Epidemic neuropathy in Cuba: Morphological characterization of peripheral nerve lesions in sural nerve biopsies
Peripheral Nervous System Diseases
More than 50,000 patients were affected in Cuba during an epidemic outbreak of peripheral neuropathy from January 1992 until September 1993. The disease presented as either a retrobulbar optic neuropathy, a predominantly sensory peripheral neuropathy, a dorsolateral myeloneuropathy, or as mixed forms.
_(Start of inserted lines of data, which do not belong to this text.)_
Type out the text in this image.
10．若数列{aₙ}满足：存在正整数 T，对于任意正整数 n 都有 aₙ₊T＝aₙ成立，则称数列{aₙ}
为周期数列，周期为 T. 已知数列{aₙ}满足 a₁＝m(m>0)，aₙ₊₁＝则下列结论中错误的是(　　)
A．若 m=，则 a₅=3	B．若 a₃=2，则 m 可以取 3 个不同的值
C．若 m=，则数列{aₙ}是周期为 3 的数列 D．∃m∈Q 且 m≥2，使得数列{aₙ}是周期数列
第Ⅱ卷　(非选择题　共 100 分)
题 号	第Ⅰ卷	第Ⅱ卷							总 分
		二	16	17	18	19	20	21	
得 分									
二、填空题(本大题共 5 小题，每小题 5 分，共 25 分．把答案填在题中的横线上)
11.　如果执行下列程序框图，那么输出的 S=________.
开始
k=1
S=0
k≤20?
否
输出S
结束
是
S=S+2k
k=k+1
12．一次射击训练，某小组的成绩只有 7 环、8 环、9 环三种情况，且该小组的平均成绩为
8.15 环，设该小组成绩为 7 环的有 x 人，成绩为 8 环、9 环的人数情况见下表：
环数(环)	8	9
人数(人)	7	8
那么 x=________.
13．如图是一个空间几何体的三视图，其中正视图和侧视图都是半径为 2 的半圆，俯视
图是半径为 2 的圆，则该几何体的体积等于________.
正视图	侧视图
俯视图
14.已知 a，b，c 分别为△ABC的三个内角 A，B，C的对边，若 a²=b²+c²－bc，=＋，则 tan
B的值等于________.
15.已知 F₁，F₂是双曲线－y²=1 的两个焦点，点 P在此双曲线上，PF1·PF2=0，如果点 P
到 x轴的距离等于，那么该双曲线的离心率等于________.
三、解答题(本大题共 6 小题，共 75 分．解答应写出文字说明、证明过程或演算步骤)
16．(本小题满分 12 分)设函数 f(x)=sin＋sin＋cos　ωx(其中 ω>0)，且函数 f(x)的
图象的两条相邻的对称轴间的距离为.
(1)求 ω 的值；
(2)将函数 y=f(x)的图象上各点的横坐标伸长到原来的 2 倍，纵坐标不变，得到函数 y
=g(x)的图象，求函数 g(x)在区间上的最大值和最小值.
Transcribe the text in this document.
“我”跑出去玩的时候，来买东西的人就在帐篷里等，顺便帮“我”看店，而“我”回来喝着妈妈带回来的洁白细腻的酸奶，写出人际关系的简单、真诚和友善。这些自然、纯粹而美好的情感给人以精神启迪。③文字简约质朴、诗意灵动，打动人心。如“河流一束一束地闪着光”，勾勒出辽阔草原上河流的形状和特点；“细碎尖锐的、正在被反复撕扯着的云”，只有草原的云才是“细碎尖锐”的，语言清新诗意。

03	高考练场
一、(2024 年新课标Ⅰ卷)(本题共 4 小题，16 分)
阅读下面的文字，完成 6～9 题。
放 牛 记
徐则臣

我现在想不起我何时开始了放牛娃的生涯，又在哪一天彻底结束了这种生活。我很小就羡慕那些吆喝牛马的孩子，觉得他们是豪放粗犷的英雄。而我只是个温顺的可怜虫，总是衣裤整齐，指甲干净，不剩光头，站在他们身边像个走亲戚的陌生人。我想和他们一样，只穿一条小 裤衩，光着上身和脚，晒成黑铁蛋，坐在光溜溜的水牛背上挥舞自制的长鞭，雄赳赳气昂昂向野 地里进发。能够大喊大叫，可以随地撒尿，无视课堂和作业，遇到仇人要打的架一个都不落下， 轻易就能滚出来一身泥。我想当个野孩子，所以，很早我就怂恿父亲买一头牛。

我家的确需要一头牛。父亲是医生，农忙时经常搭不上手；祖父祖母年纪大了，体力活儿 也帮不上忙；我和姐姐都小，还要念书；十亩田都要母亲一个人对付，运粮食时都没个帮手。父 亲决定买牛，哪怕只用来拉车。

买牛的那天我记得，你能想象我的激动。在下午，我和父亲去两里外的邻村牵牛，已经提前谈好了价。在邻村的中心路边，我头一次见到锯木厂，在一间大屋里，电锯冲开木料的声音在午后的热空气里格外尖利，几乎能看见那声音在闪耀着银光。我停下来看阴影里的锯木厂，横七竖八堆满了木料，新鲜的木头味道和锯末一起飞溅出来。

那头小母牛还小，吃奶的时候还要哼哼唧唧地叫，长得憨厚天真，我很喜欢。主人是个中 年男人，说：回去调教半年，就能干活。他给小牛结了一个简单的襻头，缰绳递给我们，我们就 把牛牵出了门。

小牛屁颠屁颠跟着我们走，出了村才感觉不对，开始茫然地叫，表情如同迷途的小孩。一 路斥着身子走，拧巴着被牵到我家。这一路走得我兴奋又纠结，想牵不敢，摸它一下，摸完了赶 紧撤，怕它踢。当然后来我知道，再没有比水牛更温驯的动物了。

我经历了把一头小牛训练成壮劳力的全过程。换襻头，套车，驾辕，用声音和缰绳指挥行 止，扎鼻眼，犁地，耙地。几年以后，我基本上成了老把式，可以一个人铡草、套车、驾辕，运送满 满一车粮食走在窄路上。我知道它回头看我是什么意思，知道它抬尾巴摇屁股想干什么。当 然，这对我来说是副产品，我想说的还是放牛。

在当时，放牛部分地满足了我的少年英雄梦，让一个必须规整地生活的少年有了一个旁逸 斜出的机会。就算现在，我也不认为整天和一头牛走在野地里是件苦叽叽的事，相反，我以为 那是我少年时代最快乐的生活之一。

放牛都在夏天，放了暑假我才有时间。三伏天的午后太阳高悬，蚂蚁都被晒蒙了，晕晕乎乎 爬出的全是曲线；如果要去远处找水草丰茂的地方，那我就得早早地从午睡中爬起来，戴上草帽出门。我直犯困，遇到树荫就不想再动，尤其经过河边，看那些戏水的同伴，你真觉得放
The morphological findings in sural nerve biopsies from 34 patients with various forms of the disease are presented here. Frozen, paraffin and semi-thin sections were prepared for light and electron microscopy, immunohistochemistry and morphometric analysis. Every case presented morphological alterations ranging from mild axonal dystrophy (9 cases, or 27%) to moderate and severe axonal damage (25 cases, or 73%). In 6 cases (18%), axonal damage was accompanied by perineural fibrosis and vascular abnormalities. Axonal regeneration was noted in 8 cases (23%) and remyelination in 9 (26%). Morphometric analysis showed a predominant loss of myelinated fibers in 92% of the patients. Quantification of myelinated fiber loss in 11 patients revealed a remarkable decrease in large caliber fibers. Scarce mononuclear cells were observed in 17 cases. No virus-like elements were seen. The morphological features found in this study indicate that, regardless of the clinical presentation, peripheral nerve lesions of the epidemic neuropathy in Cuba correspond to an axonal neuropathy. These lesions are compatible with nutritional, toxic, or metabolic etiologies. An inflammatory etiology would be unusual with these lesions.